Descendant Fanchart

Another post on fan charts. The previous was about the common fanchart, and how we made it better. This time it is about a new addition to the family of chart views in Gramps: the Descendant Fan Chart.

What is it?

Obviously it is a fan chart showing the descendants. Let’s look at an example:

These are the descendants of Victoria Mary Louise. Quite a crowded view, but you are looking at 9 generations in a single overview. Some differences with the normal fan chart pop out immediately. It starts with the central person in the center. Inside of this the parents are indicated with a color (here brown). This allows fast switching to the parents.

Outside of the central person is her partner, here Edward. If there are several families, each would take a segment. Next come the children of the couple, their partners, their children, …

Different sized boxes?

Different people have differently sized boxes. The algorithm that determines this is based on the number descendants a person/family has. This can be changed to equal sized boxes, but that normally is not very informative. See the following examples of the descendants of the Greek God Uranus.

 

 

 

 

 

 

 

 

 

As is visible here, the equal sized boxes to the right make the fan chart much less useful. Some other characteristics are evident on these examples. When the family has only one known parent, a transparent box is drawn for the partner (which is white in the example). Next you notice black boxes. These are boxes showing duplicates. For example, Zeus is present here as son of Cronus, and has several partners. One is Leto, which is also present as his uncles daughter. This second occurence of Zeus is in black (the duplicate color is an option you can change).

What else?

Otherwise this fanchart does just the same as the normal fanchart: drag and drop to change center person, rotate, move, filter, expand/collapse nodes by clicking, …. Some extra options have been added to allow using this view as a way to quickly enter information:

  • The context menu on a person has an add menu to add a new partner. This will open the family editor with the person preset as one of the parents
  • The context menu on a partner (family) has an add menu to add a child to the family. In the case there are several partner, a reorder button is also present like in the relationship view to change the order of the families.
  • If the view has focus (so you clicked somewhere in the view) then pressing e over a person will open the edit person dialog. pressing f will open the family editor. Combined with the normal fanchart this allows to use the fan charts to enter a complete family tree in a timely manner.

Is this it?

I sure hope this is it, I have other things to do. Some things can be changed, but better wait how the views behave once users start to stress them. The above chart of Victoria starts to stress my dual core laptop, so doing some profiling to see where the bottlenecks are to make it work a bit faster would be interesting. But then, why are we buying better computers, no? Time for me to find some time to work on the plumbing layer of Gramps.

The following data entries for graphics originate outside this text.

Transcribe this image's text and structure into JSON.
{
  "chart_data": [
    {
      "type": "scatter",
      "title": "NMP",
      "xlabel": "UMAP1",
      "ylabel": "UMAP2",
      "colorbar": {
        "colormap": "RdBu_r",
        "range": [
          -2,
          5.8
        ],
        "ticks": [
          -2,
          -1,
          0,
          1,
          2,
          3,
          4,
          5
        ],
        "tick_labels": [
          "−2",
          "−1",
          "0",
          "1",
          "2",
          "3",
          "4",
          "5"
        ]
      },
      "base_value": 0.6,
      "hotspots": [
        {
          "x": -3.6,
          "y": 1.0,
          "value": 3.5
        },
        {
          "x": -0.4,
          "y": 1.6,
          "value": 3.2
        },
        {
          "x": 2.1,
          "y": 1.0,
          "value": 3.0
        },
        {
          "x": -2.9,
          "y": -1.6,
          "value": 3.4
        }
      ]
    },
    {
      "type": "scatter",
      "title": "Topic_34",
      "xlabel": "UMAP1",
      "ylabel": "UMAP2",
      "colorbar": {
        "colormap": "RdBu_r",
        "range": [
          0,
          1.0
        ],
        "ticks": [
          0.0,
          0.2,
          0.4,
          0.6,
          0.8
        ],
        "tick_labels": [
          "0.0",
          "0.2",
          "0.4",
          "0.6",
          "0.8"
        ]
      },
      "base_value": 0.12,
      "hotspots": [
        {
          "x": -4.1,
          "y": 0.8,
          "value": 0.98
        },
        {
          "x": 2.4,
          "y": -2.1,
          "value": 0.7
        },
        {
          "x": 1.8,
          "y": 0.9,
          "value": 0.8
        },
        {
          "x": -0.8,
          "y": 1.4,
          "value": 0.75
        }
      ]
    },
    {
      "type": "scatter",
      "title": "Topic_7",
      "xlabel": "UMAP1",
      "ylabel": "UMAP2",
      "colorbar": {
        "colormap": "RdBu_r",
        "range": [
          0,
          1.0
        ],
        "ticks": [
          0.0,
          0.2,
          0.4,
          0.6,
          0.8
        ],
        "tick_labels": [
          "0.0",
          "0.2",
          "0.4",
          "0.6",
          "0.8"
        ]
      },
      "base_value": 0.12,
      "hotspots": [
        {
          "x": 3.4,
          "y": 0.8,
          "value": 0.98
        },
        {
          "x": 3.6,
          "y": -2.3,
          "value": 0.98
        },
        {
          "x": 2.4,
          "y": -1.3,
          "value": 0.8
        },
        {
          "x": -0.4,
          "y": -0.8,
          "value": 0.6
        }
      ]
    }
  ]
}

As a close, a time period coloring of a part of my own tree, limited to 5 generations from the oldest Malengier in 1718.

5 Comments

  • David

    Wow, that’s a great idea and simply beautiful! I’m looking forward to using it! Will it be possible to export the view as a report? It would be great to be able to print this.

  • Benny

    David, there is a print button in the toolbar that prints the chart as you see it to printer, pdf, ps or svg.
    The last picture in this article is a screenshot from within firefox of the svg file. You can notice that the font is somewhat nicer than in the pdf output in the first images.

    The svg can be loaded in inkscape, and there saved as a png.

  • Bastien

    Your improvements of the fanchart are awesome !
    This is the tool I usually use as my workplace.
    How hard would it be to have a couple centred fanchart, the top part with a couple and their ascendant fanchart, and the bottom with a descendant fanchart for this couple.
    I’m a fan of the duplicate color feature too ! Mainly for ascendant inbreeding spotting !
    Many thanks.

  • Perl

    Awesome, really!

    And, what about “all-in-one” chart, is there some improvements in the version 4?

  • Bokkie

    This is what I am looking for!
    It would also be great if this could go both ways: not just descendants, but also ancestors.
    I have an app on my phone specifically for that, and was looking for a program on my pc. Gramps does deliver!